Every day Shaun follows this simple yet full schedule, finding joy in his customers and the bikes he builds, even with the ever-looming threat of unforgiving weather and an even more unforgiving job market.
A veteran of the Navy, a land surveyor by trade, and a skilled bike mechanic, Shaun is both a people person who will look you straight in the eye and a man of few words with an air of mystery about him. Originally from a small town of about 2,000 people in Indiana, Shaun has lived in Portland for the past 12 years, drawn by the city’s natural splendor.
“The air’s a little bit cleaner here than other places. I breathe better and feel better here.” He also enjoys Portland for the city’s small-town feel. “Portland isn’t really a city. It’s kind of big for a small town but that’s really what it is in some ways. I can’t go anywhere without running into somebody I know.”
Shaun has been with Street Roots for only the past couple of months, but has taken to it naturally. Despite his dedication to selling the paper, however, Shaun admits he makes only enough money to cover his most basic of needs, such as food.
“It’s fun talking to people though,” he says with a shy smile. “And it’s a good paper.”
Before joining Street Roots, Shaun, an ITT graduate, says he worked as a land surveyor and helped build the yellow and green MAX lines downtown in 2006-7. Having been a working man for most of his life, Shaun turned to Street Roots after a decline in the city’s infrastructure projects left him struggling to find a steady job. Despite that, Shaun continues his mechanical work, both by volunteering at Bike Farm and reading technical books in his spare time.

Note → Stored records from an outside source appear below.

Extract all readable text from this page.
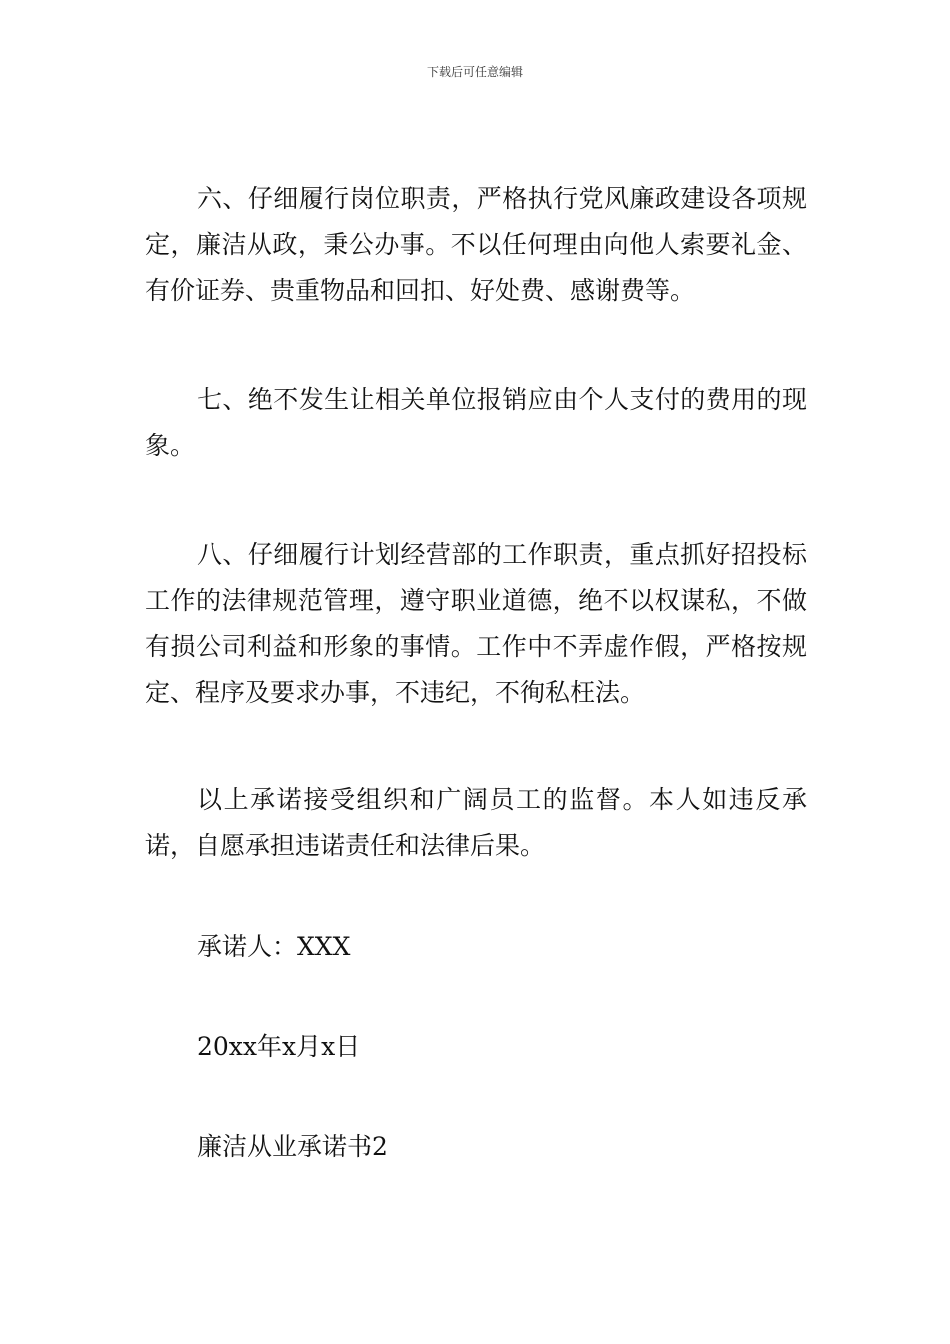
下载后可任意编辑

六、仔细履行岗位职责，严格执行党风廉政建设各项规定，廉洁从政，秉公办事。不以任何理由向他人索要礼金、有价证券、贵重物品和回扣、好处费、感谢费等。

七、绝不发生让相关单位报销应由个人支付的费用的现象。

八、仔细履行计划经营部的工作职责，重点抓好招投标工作的法律规范管理，遵守职业道德，绝不以权谋私，不做有损公司利益和形象的事情。工作中不弄虚作假，严格按规定、程序及要求办事，不违纪，不徇私枉法。

以上承诺接受组织和广阔员工的监督。本人如违反承诺，自愿承担违诺责任和法律后果。

承诺人：XXX
20xx年x月x日
廉洁从业承诺书2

When I press Shaun to tell me what he would like his profile to tell Street Roots readers, he thinks for a moment and answers, “All I can say is thanks for buying the paper and being a regular supporter.”
As for the future, Shaun’s hopes are straightforward and earnest.
“My only real hope is that I can lift my income up a little higher than it is and kind of live a little more comfortably.”
If ever you pass Shaun outside his turfs at New Seasons and Starbucks stop a minute to say “Hi.”